The following was a sermon I delivered on November 22, 2015 as a guest preacher at Living Water Community Church in Vancouver, WA. Below you will find a link to the sermon audio as well as my sermon notes.
Podcast link.
Introductory illustration:
We’re aware of the fact that the clothing we wear needs to fit the occasion, event, or activity to which we wear them.
For example, when I was in high school, I worked at a restaurant. And I had to wear a uniform—this ugly purple polo shirt that felt like burlap. Or, when I refereed soccer, I didn’t just wear whatever I wanted; I wore a referee outfit.
Similarly, many of you probably have either a work uniform, a certain dress code that you have to follow, or, if you’re in school, maybe you have a school uniform.
We even have special gowns for graduating (although I’m slightly convinced that whoever invented these wanted to make graduates feel stupid—“Hey, you’re graduating.
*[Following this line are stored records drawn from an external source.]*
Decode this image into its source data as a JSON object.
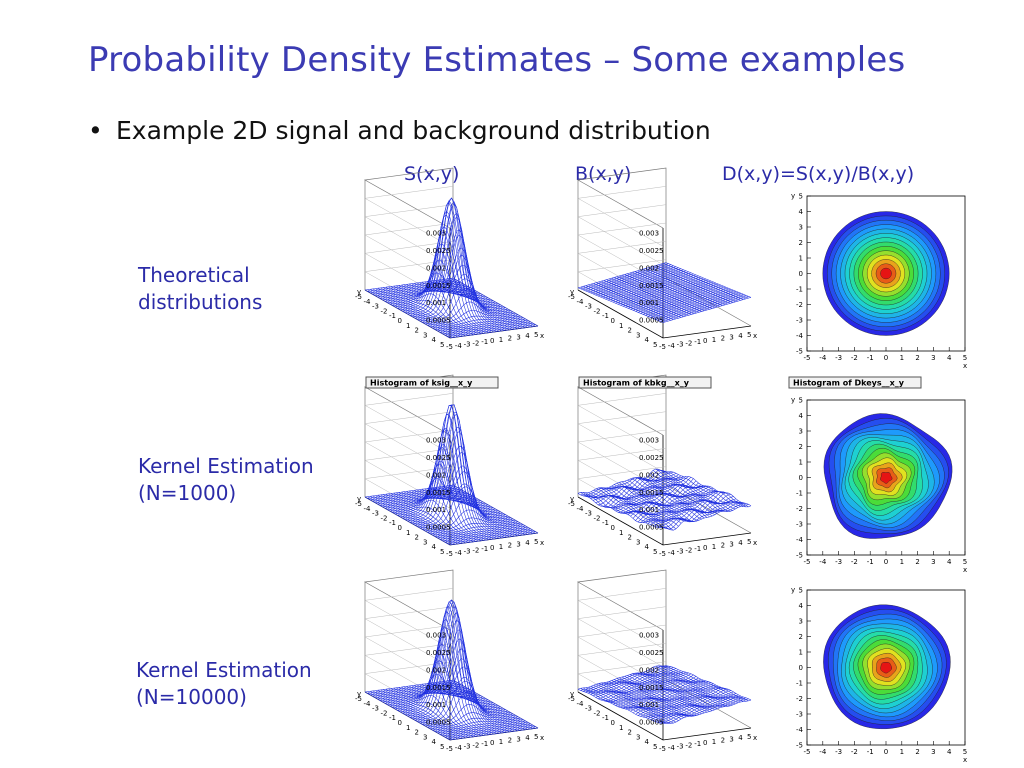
{
  "slide": {
    "title": "Probability Density Estimates – Some examples",
    "bullet": "Example 2D signal and background distribution"
  },
  "columns": [
    "S(x,y)",
    "B(x,y)",
    "D(x,y)=S(x,y)/B(x,y)"
  ],
  "rows": [
    {
      "label_line1": "Theoretical",
      "label_line2": "distributions"
    },
    {
      "label_line1": "Kernel Estimation",
      "label_line2": "(N=1000)"
    },
    {
      "label_line1": "Kernel Estimation",
      "label_line2": "(N=10000)"
    }
  ],
  "histogram_titles": [
    "Histogram of ksig__x_y",
    "Histogram of kbkg__x_y",
    "Histogram of Dkeys__x_y"
  ],
  "surface_z_ticks": [
    "0.003",
    "0.0025",
    "0.002",
    "0.0015",
    "0.001",
    "0.0005"
  ],
  "surface_ticks": [
    "-5",
    "-4",
    "-3",
    "-2",
    "-1",
    "0",
    "1",
    "2",
    "3",
    "4",
    "5"
  ],
  "contour_y_ticks": [
    "5",
    "4",
    "3",
    "2",
    "1",
    "0",
    "-1",
    "-2",
    "-3",
    "-4",
    "-5"
  ],
  "contour_x_ticks": [
    "-5",
    "-4",
    "-3",
    "-2",
    "-1",
    "0",
    "1",
    "2",
    "3",
    "4",
    "5"
  ],
  "axis_letters": {
    "x": "x",
    "y": "y"
  },
  "colors": {
    "title": "#3b3bb3",
    "label": "#2b2ba8",
    "mesh": "#2030e0"
  }
}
Congratulations! How ‘bout you wear this black-garbage-bag-looking thing and silly square hat. Oh! And while you’re at it, why don’t you walk across a stage while we take pictures of you? How does that sound?”).
We have these unwritten rules for what we wear and where we wear them: You don’t wear a tuxedo if you’re fixing your plumbing. And you probably don’t want to dress like Richard Simons if you’re going to a formal wedding… Or ever for that matter. And when you go shopping, you don’t wear your pajamas… well, unless, apparently, you’re shopping at Wal-Mart.
You see, there’s this recognized principle (at least among most of us) that what we wear needs to fit the occasion of the thing we’re wearing it to.
Now when it came to the Lord’s Supper for the Corinthian church, they found themselves wearing “the wrong clothes.” Of course, I don’t mean that they were literally wearing the wrong clothes. But think of this idea of clothing as an illustration—the way they practiced the Lord’s Supper did not match the meaning of the Lord’s Supper. Their practice was inappropriate for what the Lord’s Supper means. And so they found themselves “wearing the wrong clothes.”
But we too can easily find ourselves “wearing the wrong clothes” in how we practice the Lord’s Supper. We too can lose sight of the full, true, Biblical meaning of the Supper, and, consequently, practice it inappropriately.